Pathogens use specific portals of entry, which are often sites of disease development.

Integumentary System

The skin, hair, nails, and glands form the largest body system. Pathogens can enter via wounds, otic entry, conjunctiva, or parenteral routes.

Other Portals of Entry

• Respiratory tract: Most common portal; entry via droplets, aerosols, or dust.

• Gastrointestinal tract: Fecal-oral transmission; invasion of mucosal surfaces.

• Urogenital tract: Sexually transmitted pathogens; vertical transmission from mother to fetus.

Step 2: Adhere to Host Tissues

Initial adhesion is often nonspecific, followed by specific interactions using adhesins. Adhesins are virulence factors that facilitate attachment to host cells.

Biofilms and Quorum Sensing

Biofilms provide a platform for adhesion and enhance virulence. Quorum sensing regulates biofilm formation and dispersal.

Step 3: Invade Tissues and Obtain Nutrients

After adhesion, pathogens may remain on the surface, invade deeper tissues, or reside within cells as intracellular pathogens.

Invasins

Invasins are local-acting factors, such as extracellular enzymes and surface molecules, that enable tissue invasion.

Obtaining Nutrients

• Siderophores: Molecules that extract iron from transferrin.

• Extracellular enzymes: Break down nutrients in the local environment, aiding pathogen survival and damaging host tissues.

• Examples: Lipases and proteases.

Cytopathic Effects

Pathogens cause cytopathic effects, which may kill (cytocidal) or damage (noncytocidal) host cells. Some pathogens are oncogenic, transforming normal cells into cancer cells. Immune-mediated damage can also occur.

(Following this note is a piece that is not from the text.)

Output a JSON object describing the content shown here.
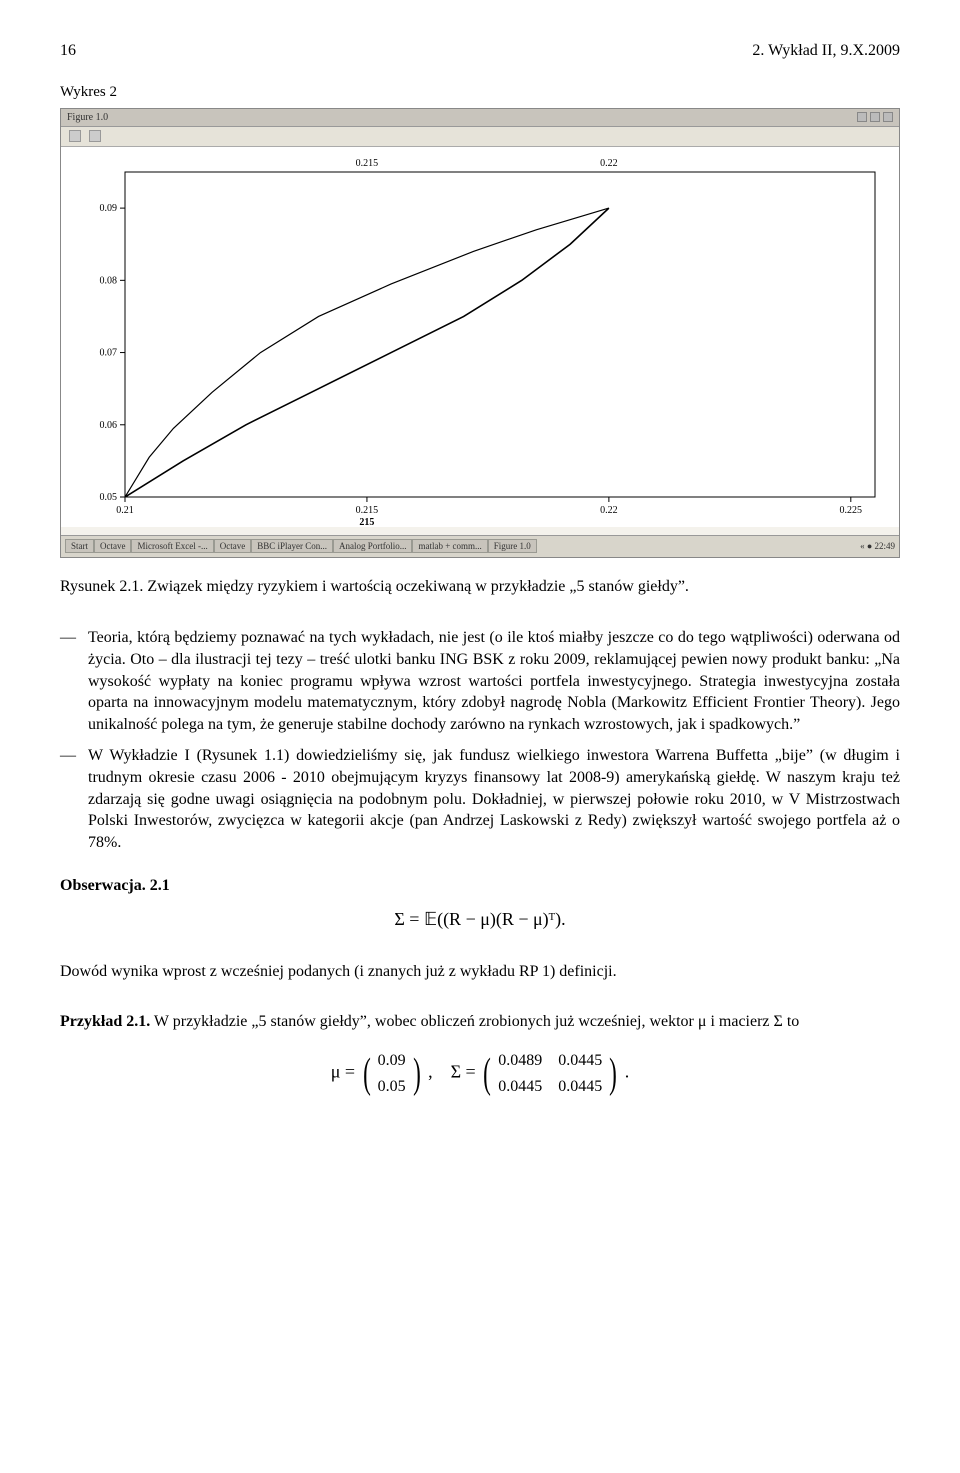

Step 4: Evade Host Defenses

Pathogens use various strategies to evade host immunity, including hiding within biofilms, entering a latent state, and altering antigenic features.

• Antigenic masking: Concealing antigenic features.

• Antigenic mimicry: Imitating host cells.

• Antigenic variation: Altering surface molecules.

Undermining Host Immune Response

Pathogens interfere with phagocytosis and immune responses using capsules, proteases, and other mechanisms.

• Escape from phagosomes

• Prevent fusion of phagosome and lysosome

• Neutralize enzymes

• Thrive in harsh environments

• Suppress immune system

Step 5: Transmission to New Host

Pathogens exit the host via specific portals of exit and maintain reservoirs for continued transmission.

Safety

Biosafety Levels

Biosafety levels (BSLs) are rankings that guide safety practices in laboratories and healthcare settings. Levels are determined by infectivity, disease severity, transmission mode, and availability of treatments.

• BSL-1: Agents rarely cause disease in healthy individuals (e.g., Bacillus subtilis, E. coli K12).

• BSL-2: Pathogens cause disease but are preventable or treatable (e.g., Staphylococcus aureus, herpes simplex viruses).

• BSL-3: Agents cause serious or lethal diseases, some with airborne transmission (e.g., Mycobacterium tuberculosis).

• BSL-4: Dangerous, exotic pathogens with no cures (e.g., Ebola virus).

Infection Control

Standard Precautions

Standard precautions are applied to all patients to prevent transmission of infectious agents. These include hand hygiene, use of gloves, barrier gowns, and disinfection.

Transmission Precautions

Transmission precautions are additional measures taken when a specific infectious agent is suspected or known. They include contact, droplet, and airborne precautions, each with specific protocols.